Sumário: 1. Introdução. 2. A Construção do Conceito de Consumidor. 3. O Aprimoramento da Responsabilidade Civil nas Relações de Consumo. 4. Efetividade na Repressão de Práticas Comerciais Abusivas. 5. Súmula 381 do STJ: Afronta ao Sistema Protetivo do CDC? 6. A Legalidade da Interrupção de Serviços Essenciais em Decorrência de Inadimplemento: Ofensa aos Direitos Básicos do Consumidor? 7. Considerações Finais. Referências Bibliográficas e Fontes Consultadas
1- INTRODUÇÃO
Em setembro deste ano, o Código de Defesa do Consumidor (CDC) completou 20 anos. Desde sua entrada em vigor, jurisprudência e doutrina têm contribuído de forma positiva para a efetivação da inovadora normatização proposta, sendo tal diploma legal considerado um dos mais avançados na matéria.
Com a evolução deste ramo das ciências jurídicas, firmaram-se importantes institutos que deram novo colorido às relações instauradas entre consumidor e fornecedores, proteção esta que garantiu um tratamento mais adequado ao polo vulnerável da relação contratual.
Nessa ótica, o nascedouro da norma protetiva trouxe à baila questões de destaque, as quais vêm sendo abordadas desde a promulgação do Código de Defesa do Consumidor, algumas podendo ser encaradas como avanços e outras como retrocessos. Passemos à análise de parte destas.
2 – A CONSTRUÇÃO DO CONCEITO DE CONSUMIDOR
Para que se possa postular a aplicação dos institutos da legislação do consumidor, há que se vislumbrar certos elementos que permitam a constatação de relação consumerista ao revés de mera relação civil.
Assim, exige-se a existência da dita relação de consumo, integralizada entre consumidor e fornecedores por meio de um vínculo jurídico obrigacional, instrumentalizado, por vezes, por intermédio de um contrato.
No intuito de evitar dúvidas quanto à aplicabilidade da norma, entendeu o legislador pela necessidade de definir os conceitos de fornecedor e consumidor.
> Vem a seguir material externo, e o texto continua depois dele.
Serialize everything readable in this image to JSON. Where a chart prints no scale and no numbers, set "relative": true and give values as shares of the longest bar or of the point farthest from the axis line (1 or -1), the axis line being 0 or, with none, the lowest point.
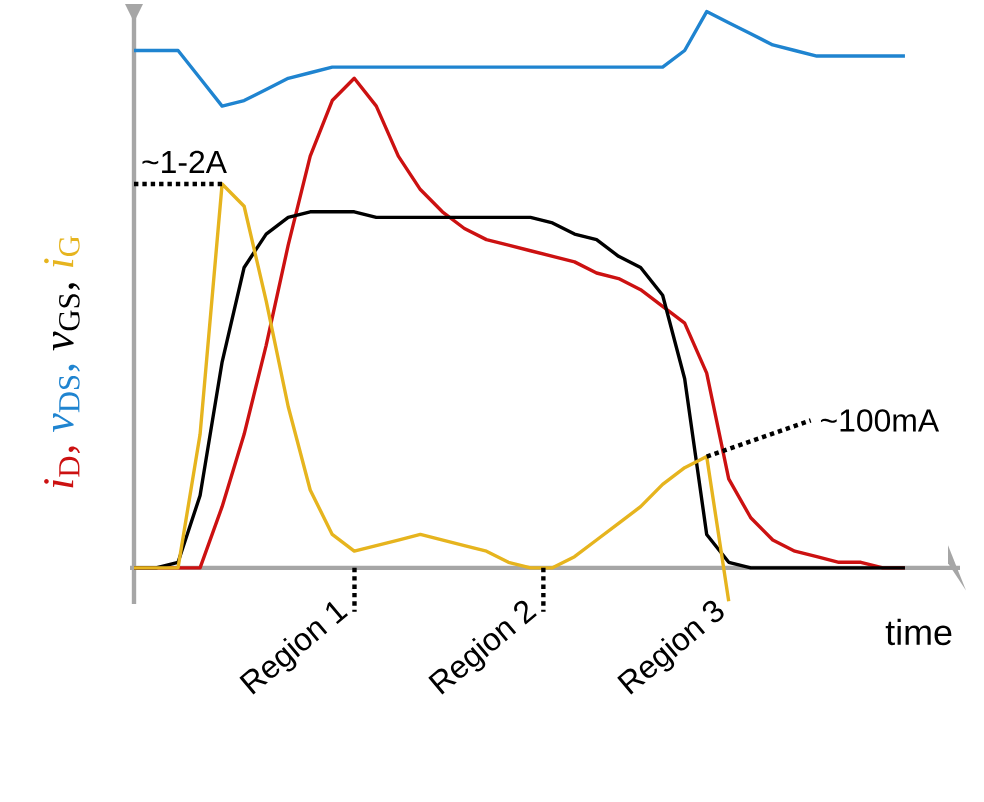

Entretanto, no que pese o detalhamento legislativo, restou incompleta parte da definição capitulada no art. 2° do CDC, o qual traz uma das espécies de consumidor.
Pode-se atribuir tal incompletude da norma ao fato de a técnica legislativa perfilhada para produção do texto do Código de Defesa do Consumidor primar pela utilização de conceitos jurídicos indeterminados, os quais, apesar de não possuírem significado no próprio corpo legal, permitem aos aplicadores do Direito adequar as disposições normativas à evolução social, evitando-se, deste modo, que a lei torne-se facilmente obsoleta com o transcorrer dos anos.
À luz da legislação de regência, conclui-se pela existência de duas categorias de consumidor: standard ou padrão e bystandard ou por equiparação.
A primeira classe, standard, recebeu maior atenção de estudiosos e operadores do direito em razão da necessidade de se precisar melhor seu campo de incidência, ao passo que o segundo grupo prescinde maiores cuidados, porquanto o legislador não deixou lacunas a exigirem maiores discussões nestas classes de consumidores, conforme se visualiza nos artigos 2°, parágrafo único, 17 e 29 do CDC[2]. Portanto, as reflexões a seguir retratadas limitar-se-ão ao artigo 2°, caput, do citado corpo legislativo.
Pois bem. Nos termos do artigo 2°, caput, do CDC:
“Art. 2° Consumidor é toda pessoa física ou jurídica que adquire ou utiliza produto ou serviço como destinatário final”.
Da leitura do comando supradito, as principais indagações que se levantam são: o que vem a ser o conceito jurídico indeterminado “destinatário final”? Quais seriam seus elementos caracterizadores?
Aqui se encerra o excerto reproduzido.